A branch of philosophy that examines the nature, justification, and implications of the scientific method—asking foundational questions about what the method is, why it works, and what its limits might be. The philosophy of the scientific method investigates issues like: What distinguishes scientific inquiry from other forms of knowing? Is there a single scientific method or many? How do observation and theory relate? What counts as explanation? How do we choose between competing theories? What role do values play in science? How does science progress? It also examines classic debates: inductivism vs. hypothetico-deductivism, realism vs. anti-realism, paradigm shifts vs. cumulative progress. The philosophy of the scientific method is essential for scientists to understand what they're doing when they do science—not just how to apply methods, but what those methods assume and imply.
Philosophy of the Scientific Method Example: "His philosophy of the scientific method work asked whether falsification really distinguishes science from pseudoscience—or whether it's just one demarcation criterion among many. The question matters because how we define the method determines who counts as scientific."

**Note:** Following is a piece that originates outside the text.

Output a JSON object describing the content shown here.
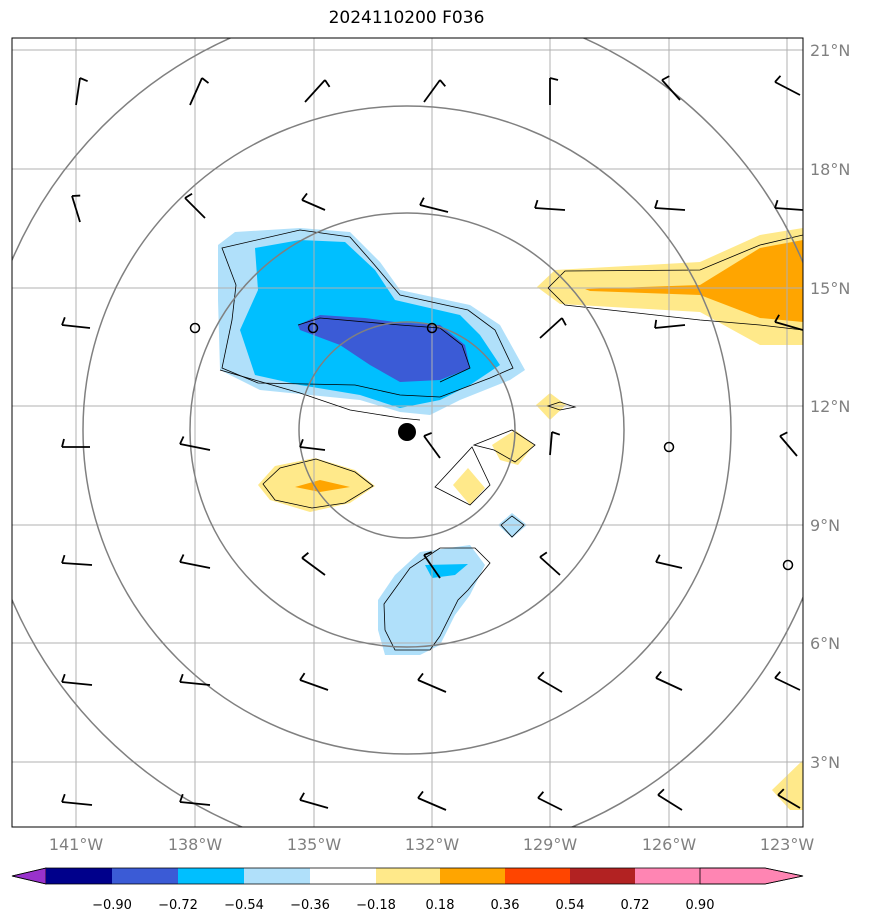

Philosophy of the Scientific Method

A branch of philosophy that analyzes the principles, procedures, and assumptions underlying scientific inquiry. It explores debates between inductivism, falsificationism, and Bayesian approaches; the role of observation and theory; the problem of underdetermination; and the nature of scientific explanation. It also examines whether there is a single scientific method or a family of methods, and how scientific method relates to values, social context, and historical change.
Example: “Her philosophy of the scientific method research showed that what is taught as ‘the’ scientific method in schools is a 19th‑century idealization, not a description of how actual science—with its messy negotiations and paradigm shifts—operates.”

Literacy in the Philosophy of the Scientific Method

The ability to engage with philosophical debates about what the scientific method is, whether there is one, and how it justifies knowledge. It covers issues like induction, falsification, underdetermination, and theory‑ladenness. This literacy allows one to move beyond textbook descriptions of “the” scientific method and appreciate the methodological pluralism in actual science.
Literacy in the Philosophy of the Scientific Method Example: “Her literacy in the philosophy of the scientific method meant she could explain why historical sciences (like geology) use different methods than experimental physics—both scientific, but methodologically distinct.”